Commercial databases charge high fees to subscribers but provide added value for searchers by optionally including information about all of the references in each article or all of the later articles that cite the original article itself. This allows their academic users to track back and follow forward to gather more information about the contents of the article. Thus, the strengths of private enterprise and profit-driven innovation cannot be contested. While these extras are indeed useful – particularly for academic report-writing – there remains a need for access to information by those outside of universities and well-financed think-tanks. SafetyLit is an index of the literature and provides a path to finding the full text of articles of interest online; to identifying nearby libraries with collections that hold the wanted item; or to allow a local librarian to obtain the articles at no or very low cost (via inter-library loan programs – SafetyLit provides a quick way to print out a form containing all of the information needed by a librarian to make an inter-library loan request).

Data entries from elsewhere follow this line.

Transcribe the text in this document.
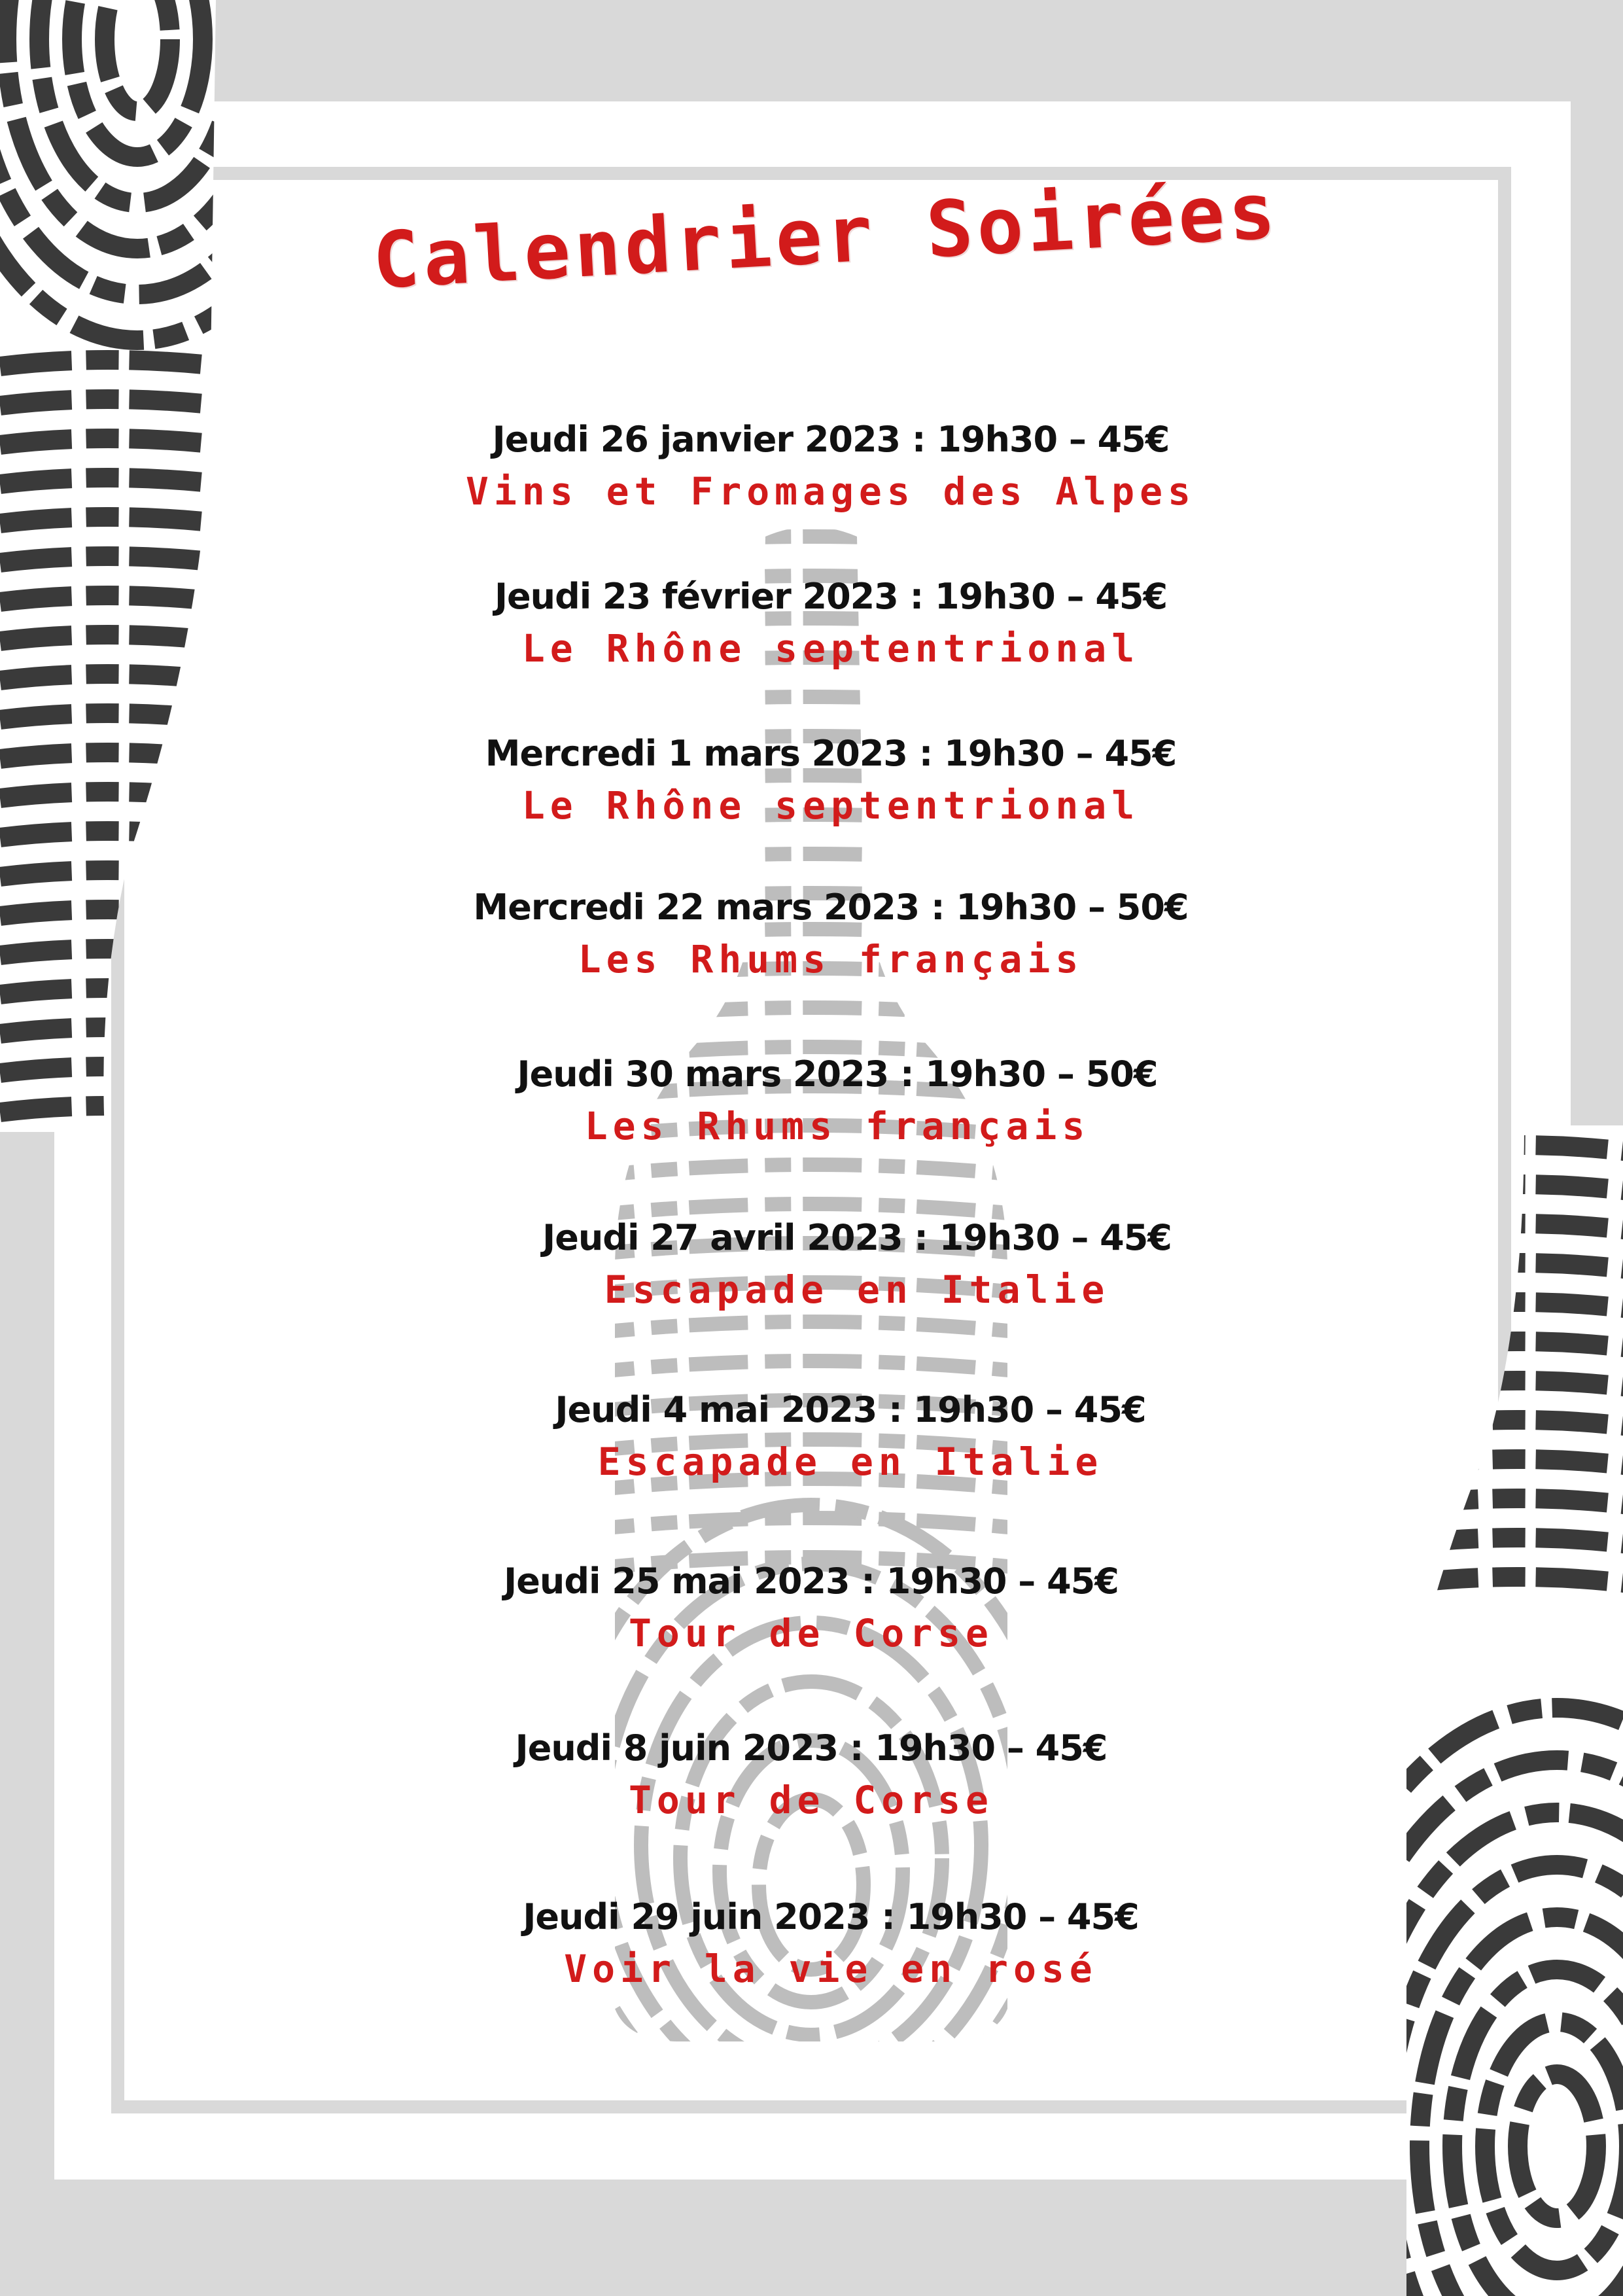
Calendrier Soirées
Jeudi 26 janvier 2023 : 19h30 – 45€
Vins et Fromages des Alpes
Jeudi 23 février 2023 : 19h30 – 45€
Le Rhône septentrional
Mercredi 1 mars 2023 : 19h30 – 45€
Le Rhône septentrional
Mercredi 22 mars 2023 : 19h30 – 50€
Les Rhums français
Jeudi 30 mars 2023 : 19h30 – 50€
Les Rhums français
Jeudi 27 avril 2023 : 19h30 – 45€
Escapade en Italie
Jeudi 4 mai 2023 : 19h30 – 45€
Escapade en Italie
Jeudi 25 mai 2023 : 19h30 – 45€
Tour de Corse
Jeudi 8 juin 2023 : 19h30 – 45€
Tour de Corse
Jeudi 29 juin 2023 : 19h30 – 45€
Voir la vie en rosé
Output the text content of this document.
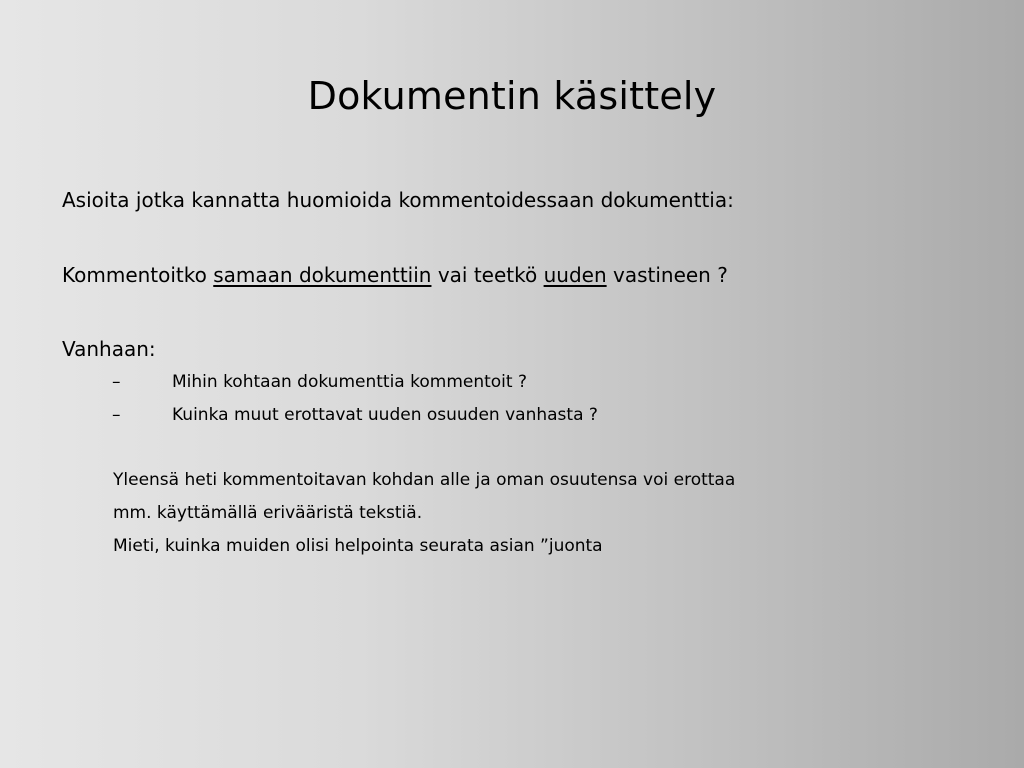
Dokumentin käsittely
Asioita jotka kannatta huomioida kommentoidessaan dokumenttia:
Kommentoitko samaan dokumenttiin vai teetkö uuden vastineen ?
Vanhaan:
–	Mihin kohtaan dokumenttia kommentoit ?
–	Kuinka muut erottavat uuden osuuden vanhasta ?
Yleensä heti kommentoitavan kohdan alle ja oman osuutensa voi erottaa
mm. käyttämällä erivääristä tekstiä.
Mieti, kuinka muiden olisi helpointa seurata asian ”juonta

Although SafetyLit does not itself contain the full text of materials it indexes, most records contain an abstract or summary of the content. For many articles, SafetyLit will add a summary that is omitted by a publisher (and not included in other databases) so that SafetyLit users can understand what the article is about. SafetyLit allows a user to know if information about a topic exists. Published products of research transcend professional disciplines, geography, and language. SafetyLit not only brings together the research, evaluation, and policy papers of more than 30 distinct professional disciplines but provides a service not available with most commercial databases — item summaries include a brief "interpretation" of highly technical language or confusing terms used by the authors so that the information can be understood by any reasonably educated English-speaking person anywhere in the world. A very simple example of this would be distinguishing articles about football. Authors (forgetting that their article may be read by people across the world) may use the word "football" without any further explanation. SafetyLit will modify the report's summary to clarify if the article is about American football, Association football (soccer), Australian football, Canadian football, or Gaelic football—different games with different rules and equipment and very different risks for injuries. Entering the word “football” (or some other ambiguous term, e.g. tailgating) in the SafetyLit search system will display a query-clarification page that provides a listing of links to the various query topics so that the searcher may avoid paging through hundreds of items that are irrelevant to their needs.